ARIA READY: Q&A with Christiane Libor, our Leonore

We started looking at “Abscheulicher!”, the major aria at the heart of Fidelio, the other day, and today we find out more about this great piece from the singer who will be performing it in Seattle, Christiane Libor. Ms. Libor will be making her Seattle debut with Leonore in the fall, and we’re tremendously excited to have her take on this challenging role, which she has already sung with great success in Berlin, Hamburg, Zurich, and Nice. Says Speight Jenkins, Seattle Opera’s General Director, “When I heard her in Berlin, I determined at that moment to do for her a Fidelio.

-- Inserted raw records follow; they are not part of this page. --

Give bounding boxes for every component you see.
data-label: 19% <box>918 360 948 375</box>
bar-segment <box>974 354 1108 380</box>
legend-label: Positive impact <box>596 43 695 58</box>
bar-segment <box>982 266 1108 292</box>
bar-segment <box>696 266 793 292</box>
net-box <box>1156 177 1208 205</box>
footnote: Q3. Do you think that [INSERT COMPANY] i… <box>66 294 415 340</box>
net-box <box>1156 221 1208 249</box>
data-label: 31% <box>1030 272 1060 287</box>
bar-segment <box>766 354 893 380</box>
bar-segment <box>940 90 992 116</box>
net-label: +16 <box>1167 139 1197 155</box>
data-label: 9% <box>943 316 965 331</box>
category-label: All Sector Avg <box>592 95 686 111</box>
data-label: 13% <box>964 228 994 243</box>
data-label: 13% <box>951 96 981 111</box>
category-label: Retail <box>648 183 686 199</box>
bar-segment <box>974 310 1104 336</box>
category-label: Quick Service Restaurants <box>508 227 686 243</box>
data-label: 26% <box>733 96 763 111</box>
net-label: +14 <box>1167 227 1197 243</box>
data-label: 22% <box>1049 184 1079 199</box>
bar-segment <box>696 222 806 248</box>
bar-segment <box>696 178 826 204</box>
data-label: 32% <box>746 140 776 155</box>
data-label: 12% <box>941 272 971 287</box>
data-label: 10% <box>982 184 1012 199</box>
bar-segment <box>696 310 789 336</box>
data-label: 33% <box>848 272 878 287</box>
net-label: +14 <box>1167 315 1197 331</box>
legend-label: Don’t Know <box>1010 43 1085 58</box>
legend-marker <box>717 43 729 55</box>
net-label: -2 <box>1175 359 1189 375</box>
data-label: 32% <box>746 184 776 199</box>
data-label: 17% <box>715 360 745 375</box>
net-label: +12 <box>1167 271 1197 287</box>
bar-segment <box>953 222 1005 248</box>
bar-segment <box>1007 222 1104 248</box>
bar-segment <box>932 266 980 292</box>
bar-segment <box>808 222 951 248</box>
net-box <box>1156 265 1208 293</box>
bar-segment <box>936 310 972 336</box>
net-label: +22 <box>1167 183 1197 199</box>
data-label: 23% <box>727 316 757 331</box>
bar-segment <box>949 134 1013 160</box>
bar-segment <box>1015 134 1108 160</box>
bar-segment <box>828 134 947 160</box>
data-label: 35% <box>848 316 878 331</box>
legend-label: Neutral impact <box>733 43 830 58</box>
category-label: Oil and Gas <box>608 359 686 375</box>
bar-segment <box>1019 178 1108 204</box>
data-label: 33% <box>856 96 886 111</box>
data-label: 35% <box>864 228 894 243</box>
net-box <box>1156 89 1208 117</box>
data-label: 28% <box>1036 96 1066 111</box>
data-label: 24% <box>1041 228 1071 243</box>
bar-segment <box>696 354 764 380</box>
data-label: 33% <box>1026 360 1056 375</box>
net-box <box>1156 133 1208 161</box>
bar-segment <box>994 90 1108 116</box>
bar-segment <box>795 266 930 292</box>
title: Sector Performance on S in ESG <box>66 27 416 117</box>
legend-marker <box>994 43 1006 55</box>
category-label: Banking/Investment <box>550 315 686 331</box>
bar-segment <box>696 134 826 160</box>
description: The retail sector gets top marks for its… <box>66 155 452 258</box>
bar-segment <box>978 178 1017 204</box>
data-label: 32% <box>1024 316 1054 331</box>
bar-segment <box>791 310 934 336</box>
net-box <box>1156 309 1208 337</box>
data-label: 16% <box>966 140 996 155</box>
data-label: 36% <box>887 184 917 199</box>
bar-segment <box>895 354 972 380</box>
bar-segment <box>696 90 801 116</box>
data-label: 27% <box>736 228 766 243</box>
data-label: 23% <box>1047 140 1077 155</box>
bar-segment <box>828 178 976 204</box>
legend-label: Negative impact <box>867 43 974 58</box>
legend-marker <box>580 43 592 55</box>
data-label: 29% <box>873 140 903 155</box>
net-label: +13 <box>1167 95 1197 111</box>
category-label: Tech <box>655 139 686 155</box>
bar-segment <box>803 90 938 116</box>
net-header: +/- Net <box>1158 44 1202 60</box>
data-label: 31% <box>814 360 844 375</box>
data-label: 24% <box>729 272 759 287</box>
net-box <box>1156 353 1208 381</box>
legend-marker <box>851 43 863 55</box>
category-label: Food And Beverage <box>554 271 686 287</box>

She is amazing.” We asked Ms. Libor a few questions about singing this aria, and were impressed by her thoughtful and heartfelt answers.

Why does Leonore sing the aria “Abscheulicher”?
This aria is all about her "mission" and what she knows she has to do.

What do you like the most about singing this aria?
I like the dramatic and musical effects—the changes between action and reflection.

What is its greatest challenge?
For me the challenge is being both male and female. This is a big part of the fascination of the role - being a woman, myself, playing a female character playing a man - and trying to convey both roles/genders/characters as a part of the drama.

Does singing it take a lot out of you?
The role is harder for me mentally than physically or vocally.

What’s the dominant emotion in this piece?
Eternal love.

Presumably you’ve never been in Leonore’s extreme situation (i.e. masquerading as a man, up against a paranoid tyrant, etc.). Is it easy for you to relate to what she’s going through?
I have never been in Leonore's situation but I can relate to her emotions because Beethoven gives me the music to "feel" her joy, her pain, her love, her life.

What is distinctly Beethoven, couldn’t have been any other composer, about this aria?
The way this aria transforms the principle of hope into a reality and makes the moment very alive.

Does Leonore change or grow in this scene?
Very much. Leonore finds self assurance and this gives her the freedom and energy to act.

Has your interpretation of this aria changed in the time that you’ve been singing it?
Yes, over many performances it has evolved from a dramatic approach to an intellectual one.

What are you usually thinking or feeling when you get to the end?
At the end of the opera, I am always thinking about "freedom" and what this idea means for the character, for the story, and the audience, as experienced through the music of Beethoven.